Madrigal is an upper-atmospheric science database used by groups throughout the world. Madrigal is a robust, web-based system capable of managing and serving archival and real-time data, in a variety of formats, from a wide range of upper-atmospheric science instruments. Data at each Madrigal site is locally controlled and can be updated at any time, but shared metadata between Madrigal sites allow searching of all Madrigal sites at once from any Madrigal site.

The main CEDAR Madrigal site contains a backup of all data at all site. All other sites can also be found from that page.
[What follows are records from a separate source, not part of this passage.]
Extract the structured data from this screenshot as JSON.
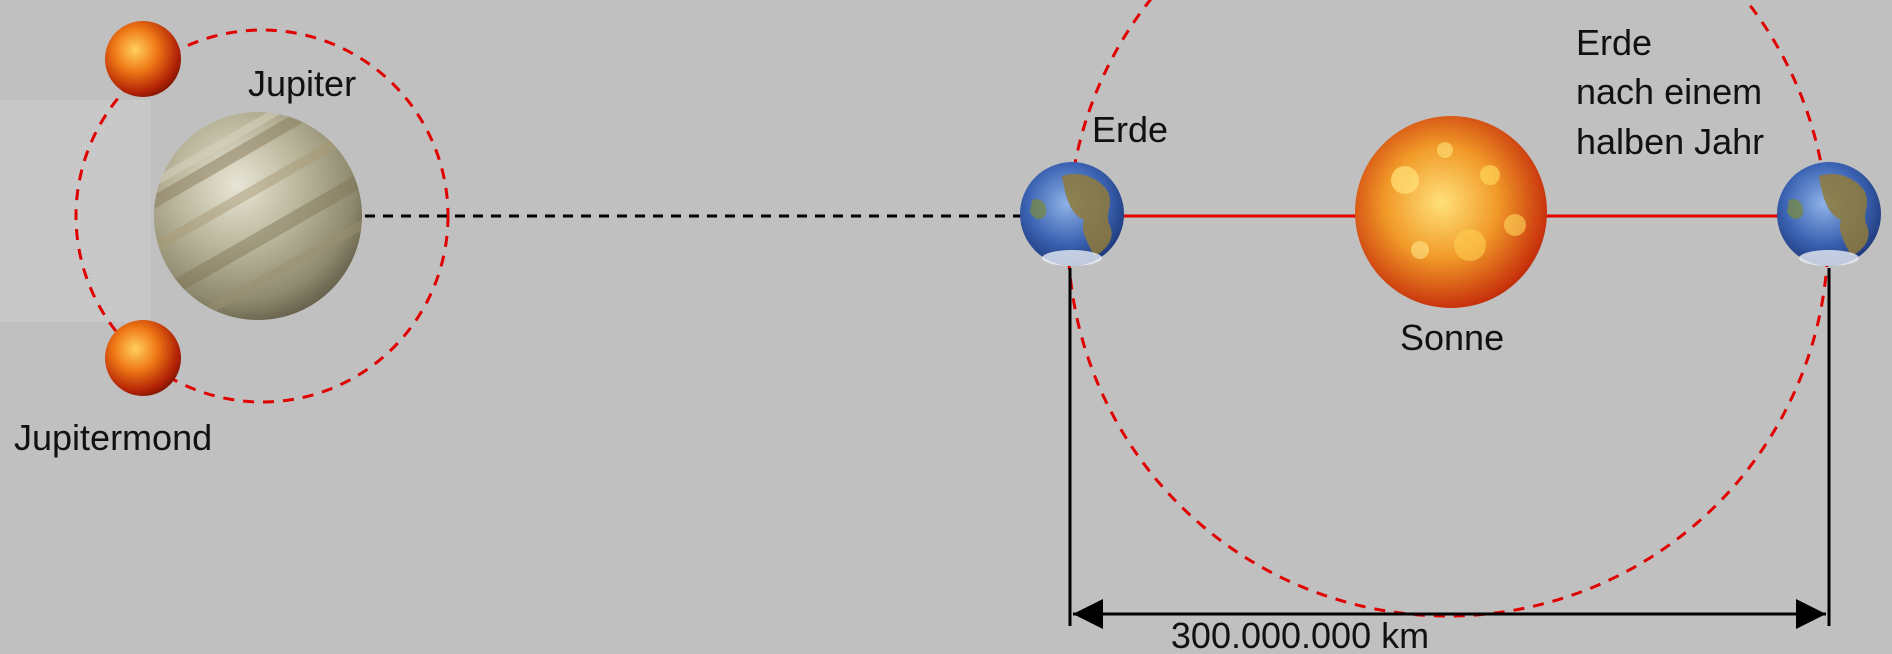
{
  "labels": {
    "jupiter": "Jupiter",
    "jupitermond": "Jupitermond",
    "erde": "Erde",
    "erde_later_1": "Erde",
    "erde_later_2": "nach einem",
    "erde_later_3": "halben Jahr",
    "sonne": "Sonne",
    "distance": "300.000.000 km"
  },
  "colors": {
    "background": "#c0c0c0",
    "orbit": "#e00000",
    "sun_line": "#e00000",
    "dashed_line": "#000000",
    "measure_line": "#000000",
    "text": "#111111"
  }
}
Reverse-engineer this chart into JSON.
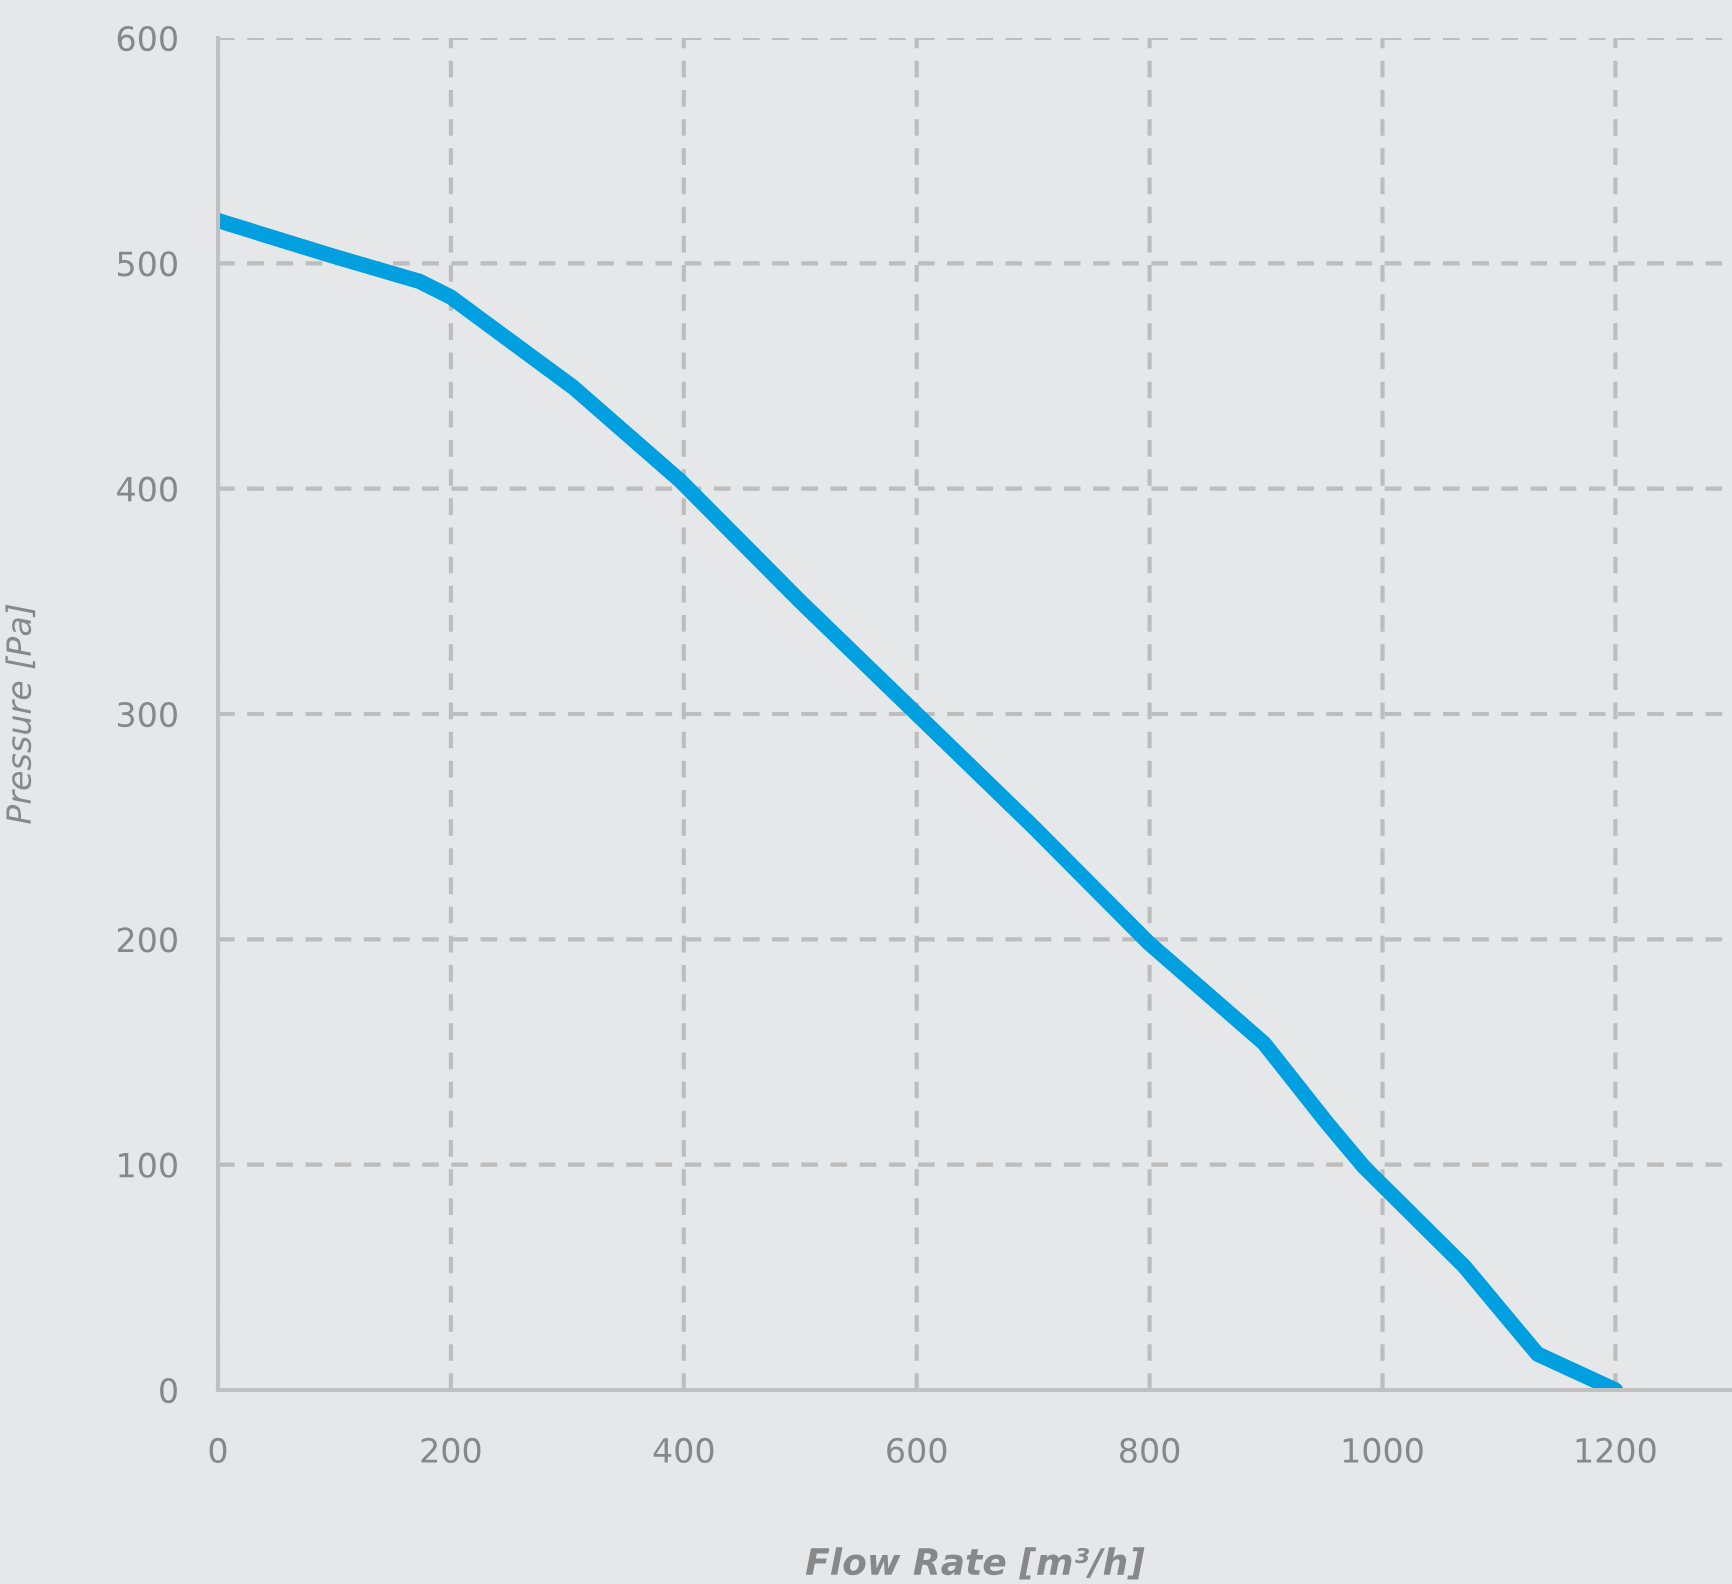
{
  "chart_data": {
    "type": "line",
    "xlabel": "Flow Rate [m³/h]",
    "ylabel": "Pressure [Pa]",
    "x": [
      0,
      100,
      173,
      200,
      305,
      396,
      500,
      600,
      700,
      800,
      898,
      950,
      984,
      1070,
      1133,
      1200
    ],
    "series": [
      {
        "color": "#009fdf",
        "values": [
          519,
          503,
          492,
          485,
          445,
          404,
          350,
          300,
          250,
          198,
          154,
          120,
          99,
          55,
          16,
          0
        ]
      }
    ],
    "xlim": [
      0,
      1300
    ],
    "xticks": [
      0,
      200,
      400,
      600,
      800,
      1000,
      1200
    ],
    "ylim": [
      0,
      600
    ],
    "yticks": [
      0,
      100,
      200,
      300,
      400,
      500,
      600
    ],
    "grid": true,
    "marker": "none",
    "line_style": "solid"
  }
}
Millstone Hill has actively pursued the development of the Madrigal distributed data system to address the needs of staff and community scientists. A standard in the upper atmospheric community, Madrigal was created and launched at MIT Haystack in the early 1980s prior to being adopted as the basis for the CEDAR database. In 2012, the main CEDAR database moved to a modernized version of the Madrigal platform hosted by MIT. As of 2019, there was data from 159 instruments in the CEDAR Madrigal database, totaling over 27 TB of data, with rapid growth each year.

Scintillation data overlaid with Total Electron Content data
Scintillation data overlaid with Total Electron Content data

Madrigal has been adopted by all Geospace incoherent scatter radars alongside a continually expanding range of additional instruments such as Fabry-Perot interferometers, optical imagers, satellite platforms (e.g., DMSP), and GNSS TEC. Its derived parameter engine allows a wide variety of contextual/ancillary geophysical parameters and community models (e.g., geomagnetic coordinates, IRI, MSIS) to automatically appear alongside the instrument providers’ primary measurements. Madrigal maintains MATLAB, Python, and IDL application programming interfaces providing access to full data capabilities for software-based data analysis. The open source software model has resulted in many community-developed enhancements and improved user interfaces (e.g., Arecibo real-time IS radar data displays enabled in 2014 with Madrigal tools).

Other features include availability of the entire CEDAR upper atmosphere community data set in standard HDF5 format within Madrigal, with on demand format translation to either NetCDF4 or ASCII. Yearly Madrigal tutorials at the international IS radar school and CEDAR meeting disseminate information to the next generation of space scientists on how to use Madrigal data for research.